Eine Schließungswelle infolge des Online-Booms überrollt den US-Handel. Bis zum Jahresende könnten weitere 8600 Geschäfte mit einer Verkaufsfläche von insgesamt 13,7 Mio. qm dichtmachen. Vor allem die Warenhäuser und Einkaufszentren sind betroffen.
In Börsenkreisen nennt man es den "Amazon Effect": Leerstehende Einkaufszentren von Arizona bis Manhattan, Räumungsverkäufe in Warenhäusern und die Vernichtung von Milliarden Dollar Börsenwert der meisten stationären Händler. Das sind jedoch nur äußere Zeichen einer allgemeinen Malaise im US-Handel. Nach Berechnungen der Bank of America Merrill Lynch ist dessen Gesamtverkaufsfläche seit 2010 um ein Zehntel zurückgegangen und schrumpft weiter.
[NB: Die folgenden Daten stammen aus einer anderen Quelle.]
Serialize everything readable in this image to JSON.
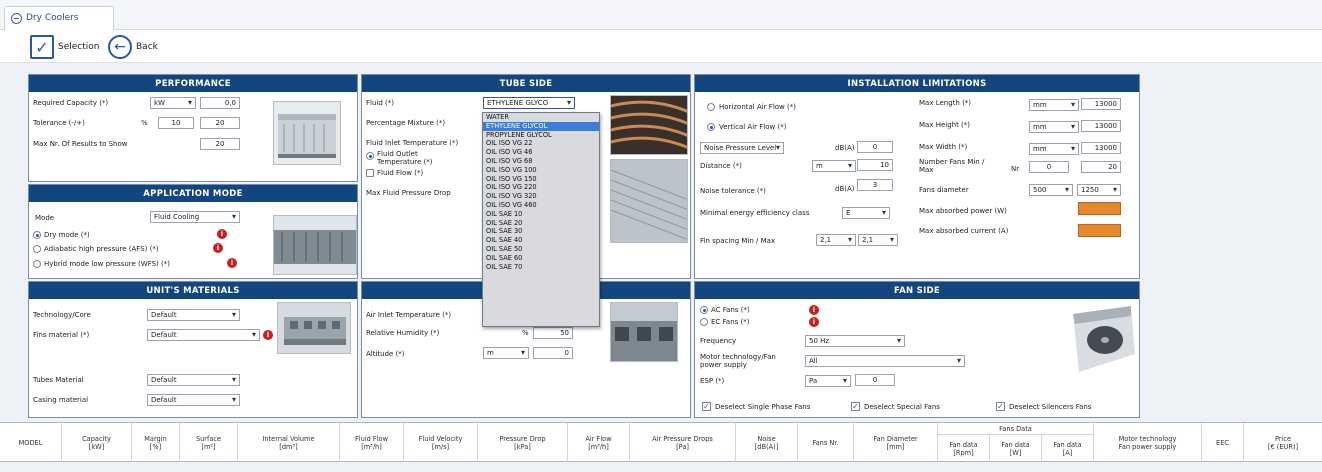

Und auch die Credit Suisse Bank geht davon aus, dass noch 8 600 Geschäfte mit einer Verkaufsfläche von insgesamt 13,7 Mio. qm allein bis zum Jahresende schließen könnten – das sind mehr als unmittelbar nach der Finanzkrise von 2008/09. Diese Statistik betrifft nicht nur kleine Start-ups, sondern durchaus auch illustre Traditionshändler wie die Warenhausbetreiber JC Penney, Macy‘s oder Sears, die in diesem Jahr insgesamt mindestens 356 Filialen dichtmachen wollen.
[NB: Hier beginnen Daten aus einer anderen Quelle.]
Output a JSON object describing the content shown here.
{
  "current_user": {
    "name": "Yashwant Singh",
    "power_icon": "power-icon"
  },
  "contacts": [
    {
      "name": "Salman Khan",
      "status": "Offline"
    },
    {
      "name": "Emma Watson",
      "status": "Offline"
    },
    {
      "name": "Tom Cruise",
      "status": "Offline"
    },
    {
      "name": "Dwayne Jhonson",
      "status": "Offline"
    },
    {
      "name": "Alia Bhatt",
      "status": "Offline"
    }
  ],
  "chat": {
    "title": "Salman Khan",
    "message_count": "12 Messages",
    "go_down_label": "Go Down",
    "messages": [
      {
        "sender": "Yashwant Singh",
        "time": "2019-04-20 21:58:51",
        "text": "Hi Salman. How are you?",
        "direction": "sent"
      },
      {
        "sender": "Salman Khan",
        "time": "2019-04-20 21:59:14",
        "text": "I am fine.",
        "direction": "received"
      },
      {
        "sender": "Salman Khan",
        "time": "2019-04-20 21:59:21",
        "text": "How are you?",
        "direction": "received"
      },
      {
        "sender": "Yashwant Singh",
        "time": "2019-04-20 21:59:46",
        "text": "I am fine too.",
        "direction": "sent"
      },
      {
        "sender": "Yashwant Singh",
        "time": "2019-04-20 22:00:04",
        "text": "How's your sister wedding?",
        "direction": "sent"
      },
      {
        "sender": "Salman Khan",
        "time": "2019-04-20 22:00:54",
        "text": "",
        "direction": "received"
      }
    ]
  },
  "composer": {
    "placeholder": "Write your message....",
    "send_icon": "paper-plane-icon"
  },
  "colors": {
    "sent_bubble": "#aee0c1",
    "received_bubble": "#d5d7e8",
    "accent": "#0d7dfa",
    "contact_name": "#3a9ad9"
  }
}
Das ist mehr als die Hälfte des Börsenwertes aller stationären Händler zusammengezählt. Denn im Zuge des scheinbar unaufhaltsamen Aufstieges der Online-Händler hat der Koloss seine Jahresumsätze seit 2010 mehr als verfünffacht. Heute erreicht sein Kundenbindungsprogramm Amazon Prime bereits die Hälfte aller US-Haushalte.
Die aktuelle Strukturkrise hängt auch mit einem Verkaufsflächenüberhang historischen Ausmaßes zusammen. Seit Jahrzehnten hat eine vollkommen entfesselte US-Finanzindustrie einen bedeutenden Anteil ihrer ausufernden Liquidität in Handelsimmobilien gesteckt. Die einheimische Bauindustrie sowie viele Händler haben hier bereitwillig mitgemacht.
Nach dem Platzen der Spekulationsblase während der Finanzkrise stehen viele stationäre Handelskonzerne nun mit hohen Schulden da, die mit Immobilien abgesichert sind. Deren Verkehrswert, so der weltgrößte Immobilien-Investor Blackstone, ist jedoch allein seit 2015 um durchschnittlich 40 Prozent gefallen.
Die finanzielle Situation der Händler wird ausgerechnet durch jene Spekulanten verschlimmert, die die Krise maßgeblich herbeigeführt haben. Im Rahmen des aktuellen "Retail Big Short" tätigen US-Hedge-Fonds zunehmend Leerverkäufe von Handelsaktien und vernichten dabei ihren Börsenwert. "Wir betrachten Amazon als den Eisberg, der das Handelsschiff Titanic senken wird", sagt Stephen Ketchum, CEO des Hedgefonds Sound Point Capital, gegenüber der FT klipp und klar.
Die hierdurch ausgelöste Schockwelle ist sogar über den Atlantik geschwappt und hat die Börsenkurse der britischen LEH-Marktführer Tesco und Sainsbury‘s sowie von Carrefour und Ahold Delhaize auf dem europäischen Festland ebenfalls geschwächt.
Ein Licht in der Dunkelheit ist für die US-Händler nicht auszumachen. Auch wenn, laut Berechnungen von Credit Suisse, zurzeit nur leicht mehr als 10 Prozent aller Handelsumsätze online (ohne den Versandhandel) getätigt werden, steigt deren Anteil doch stetig an. Die Marktanteile der meisten stationären Vollsortimenter kennen dagegen nur eine Richtung – weiter nach unten.